Mais cedo, o ministro da Educação disse que a pasta irá distribuir R$ 525 milhões a escolas para preparar a volta às aulas presenciais. Ribeiro disse que o valor deve beneficiar 116,75 mil escolas públicas e 36,85 milhões de alunos. A ideia, segundo ele, é que o recurso sirva para a compra de produtos de higiene desinfecção e reformas das unidades de ensino. A pasta ainda promete lançar um protocolo de biossegurança, como já foi elaborado para a educação superior. Bolsonaro também criticou os sindicatos de professores, afirmando que quase todos são compostos por um pessoal de “esquerda radical”. “Para eles está muito bom ficar em casa. Por dois motivos: primeiro que para eles, do sindicato, não trabalha, fica em casa; e outro colabora para que a garotada não aprenda mais coisas”, criticou.

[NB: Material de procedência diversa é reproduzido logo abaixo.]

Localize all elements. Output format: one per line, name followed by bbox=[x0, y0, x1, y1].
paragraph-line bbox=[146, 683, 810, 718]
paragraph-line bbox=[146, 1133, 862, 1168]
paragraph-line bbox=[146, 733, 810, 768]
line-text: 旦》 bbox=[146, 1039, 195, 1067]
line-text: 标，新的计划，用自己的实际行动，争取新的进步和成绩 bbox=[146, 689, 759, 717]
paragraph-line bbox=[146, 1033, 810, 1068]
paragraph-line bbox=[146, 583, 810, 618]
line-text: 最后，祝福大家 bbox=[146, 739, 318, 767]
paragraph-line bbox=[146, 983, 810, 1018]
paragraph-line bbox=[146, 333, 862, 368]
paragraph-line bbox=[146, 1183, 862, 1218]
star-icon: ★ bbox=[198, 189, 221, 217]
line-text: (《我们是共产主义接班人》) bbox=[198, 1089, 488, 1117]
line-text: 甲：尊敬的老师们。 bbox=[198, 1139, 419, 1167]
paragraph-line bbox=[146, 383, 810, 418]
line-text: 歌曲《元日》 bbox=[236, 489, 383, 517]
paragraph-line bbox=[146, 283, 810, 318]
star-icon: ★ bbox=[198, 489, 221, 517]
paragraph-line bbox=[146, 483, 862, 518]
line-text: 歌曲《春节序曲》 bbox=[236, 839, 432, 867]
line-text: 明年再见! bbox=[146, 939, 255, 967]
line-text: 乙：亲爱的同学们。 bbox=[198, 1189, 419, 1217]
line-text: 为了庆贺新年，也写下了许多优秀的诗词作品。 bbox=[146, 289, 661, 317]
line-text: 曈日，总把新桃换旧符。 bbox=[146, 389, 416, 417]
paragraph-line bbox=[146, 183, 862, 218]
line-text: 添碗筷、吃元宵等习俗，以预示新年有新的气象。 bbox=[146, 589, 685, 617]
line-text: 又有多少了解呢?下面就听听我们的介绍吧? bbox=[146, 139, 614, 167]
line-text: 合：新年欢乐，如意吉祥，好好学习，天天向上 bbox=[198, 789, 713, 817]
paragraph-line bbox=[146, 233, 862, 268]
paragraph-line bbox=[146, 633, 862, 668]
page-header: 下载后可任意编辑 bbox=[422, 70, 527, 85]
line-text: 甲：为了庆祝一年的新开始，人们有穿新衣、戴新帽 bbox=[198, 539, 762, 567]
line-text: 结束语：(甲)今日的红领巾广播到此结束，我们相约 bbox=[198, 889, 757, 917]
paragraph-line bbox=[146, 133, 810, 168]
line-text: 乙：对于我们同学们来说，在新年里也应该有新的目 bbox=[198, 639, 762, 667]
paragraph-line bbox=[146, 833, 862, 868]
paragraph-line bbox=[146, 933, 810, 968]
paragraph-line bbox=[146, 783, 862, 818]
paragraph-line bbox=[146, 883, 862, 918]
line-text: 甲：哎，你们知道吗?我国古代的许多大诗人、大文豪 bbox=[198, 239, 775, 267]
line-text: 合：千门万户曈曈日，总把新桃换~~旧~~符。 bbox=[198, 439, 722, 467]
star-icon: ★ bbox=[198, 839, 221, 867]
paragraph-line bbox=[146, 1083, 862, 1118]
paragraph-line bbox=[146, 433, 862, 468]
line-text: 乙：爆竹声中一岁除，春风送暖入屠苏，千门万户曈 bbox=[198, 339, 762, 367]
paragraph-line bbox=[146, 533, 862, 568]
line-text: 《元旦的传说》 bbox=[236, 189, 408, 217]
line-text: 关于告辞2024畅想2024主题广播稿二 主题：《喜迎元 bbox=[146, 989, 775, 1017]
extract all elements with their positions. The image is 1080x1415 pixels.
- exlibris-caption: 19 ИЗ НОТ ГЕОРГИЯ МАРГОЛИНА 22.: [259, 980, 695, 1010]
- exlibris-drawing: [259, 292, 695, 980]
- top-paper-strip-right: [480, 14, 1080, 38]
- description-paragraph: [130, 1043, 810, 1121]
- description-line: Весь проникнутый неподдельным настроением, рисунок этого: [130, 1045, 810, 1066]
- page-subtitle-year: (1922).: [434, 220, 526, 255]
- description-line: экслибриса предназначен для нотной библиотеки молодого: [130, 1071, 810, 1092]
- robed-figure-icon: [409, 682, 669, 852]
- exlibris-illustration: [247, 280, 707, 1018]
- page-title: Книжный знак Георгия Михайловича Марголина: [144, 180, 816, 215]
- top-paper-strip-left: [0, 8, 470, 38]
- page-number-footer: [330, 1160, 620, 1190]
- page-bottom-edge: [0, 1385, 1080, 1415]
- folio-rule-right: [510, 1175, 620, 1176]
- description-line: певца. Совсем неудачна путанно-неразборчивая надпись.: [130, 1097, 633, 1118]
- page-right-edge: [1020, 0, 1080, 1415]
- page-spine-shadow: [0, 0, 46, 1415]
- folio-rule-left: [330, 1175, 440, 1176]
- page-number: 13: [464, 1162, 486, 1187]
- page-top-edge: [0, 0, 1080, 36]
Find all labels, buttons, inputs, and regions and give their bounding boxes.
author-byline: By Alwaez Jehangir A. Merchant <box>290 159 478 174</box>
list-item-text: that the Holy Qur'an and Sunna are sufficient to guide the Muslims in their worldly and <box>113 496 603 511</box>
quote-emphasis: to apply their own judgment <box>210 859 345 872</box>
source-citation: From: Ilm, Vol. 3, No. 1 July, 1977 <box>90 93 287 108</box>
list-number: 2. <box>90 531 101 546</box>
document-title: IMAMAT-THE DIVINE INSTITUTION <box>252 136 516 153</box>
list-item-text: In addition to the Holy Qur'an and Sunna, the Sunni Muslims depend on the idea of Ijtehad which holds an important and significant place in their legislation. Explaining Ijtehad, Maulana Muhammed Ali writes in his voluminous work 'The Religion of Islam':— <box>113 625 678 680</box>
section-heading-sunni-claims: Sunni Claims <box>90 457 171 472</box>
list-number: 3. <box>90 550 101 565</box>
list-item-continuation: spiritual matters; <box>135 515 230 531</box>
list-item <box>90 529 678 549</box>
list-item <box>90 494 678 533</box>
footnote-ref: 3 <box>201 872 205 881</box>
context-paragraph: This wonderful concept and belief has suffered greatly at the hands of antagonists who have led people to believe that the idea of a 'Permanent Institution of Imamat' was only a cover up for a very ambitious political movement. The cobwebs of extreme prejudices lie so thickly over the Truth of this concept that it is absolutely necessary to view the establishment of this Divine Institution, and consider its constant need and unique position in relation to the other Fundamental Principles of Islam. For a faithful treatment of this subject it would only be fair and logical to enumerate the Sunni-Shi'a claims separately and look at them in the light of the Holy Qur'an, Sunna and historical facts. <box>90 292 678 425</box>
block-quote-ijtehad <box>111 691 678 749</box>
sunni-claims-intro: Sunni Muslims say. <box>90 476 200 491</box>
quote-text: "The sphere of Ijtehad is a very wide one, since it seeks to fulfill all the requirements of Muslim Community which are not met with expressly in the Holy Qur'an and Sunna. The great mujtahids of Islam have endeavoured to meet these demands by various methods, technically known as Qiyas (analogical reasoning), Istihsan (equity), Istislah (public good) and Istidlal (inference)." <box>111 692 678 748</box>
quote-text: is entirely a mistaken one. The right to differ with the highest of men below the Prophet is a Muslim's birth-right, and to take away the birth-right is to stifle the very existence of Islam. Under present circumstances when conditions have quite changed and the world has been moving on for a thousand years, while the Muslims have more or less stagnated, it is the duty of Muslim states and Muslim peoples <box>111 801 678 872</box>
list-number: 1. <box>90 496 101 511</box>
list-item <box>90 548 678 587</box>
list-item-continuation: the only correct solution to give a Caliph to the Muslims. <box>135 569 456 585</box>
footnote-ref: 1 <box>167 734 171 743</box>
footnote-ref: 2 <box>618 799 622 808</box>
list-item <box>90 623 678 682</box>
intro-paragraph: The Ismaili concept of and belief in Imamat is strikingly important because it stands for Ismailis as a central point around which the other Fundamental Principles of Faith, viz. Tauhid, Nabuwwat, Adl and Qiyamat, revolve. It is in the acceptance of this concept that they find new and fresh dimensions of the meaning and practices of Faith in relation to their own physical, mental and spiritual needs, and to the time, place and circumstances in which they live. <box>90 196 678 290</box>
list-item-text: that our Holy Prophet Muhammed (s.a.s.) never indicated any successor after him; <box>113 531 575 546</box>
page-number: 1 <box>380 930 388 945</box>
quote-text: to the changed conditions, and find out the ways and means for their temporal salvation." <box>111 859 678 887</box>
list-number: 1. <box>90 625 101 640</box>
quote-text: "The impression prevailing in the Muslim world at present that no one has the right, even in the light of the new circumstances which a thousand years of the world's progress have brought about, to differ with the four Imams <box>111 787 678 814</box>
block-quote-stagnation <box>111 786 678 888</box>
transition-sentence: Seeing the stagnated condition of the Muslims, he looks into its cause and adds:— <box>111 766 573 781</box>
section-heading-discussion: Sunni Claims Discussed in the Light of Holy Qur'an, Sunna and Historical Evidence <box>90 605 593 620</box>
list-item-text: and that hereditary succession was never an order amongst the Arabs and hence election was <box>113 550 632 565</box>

Nesta quarta-feira, Bolsonaro defendeu que as escolas não deveriam ter parado na pandemia. O presidente desaprovou decisões dos gestores e lembrou que pesquisas já mostraram que a possibilidade de óbitos de crianças por Covid-19 é quase nula. “Não tínhamos por que fechar escolas, mas as medidas restritivas não estavam mais nas mãos da presidência da República. Somos o país com o maior número de dias de ‘lockdown’ nas escolas. Isso é um absurdo”, afirmou.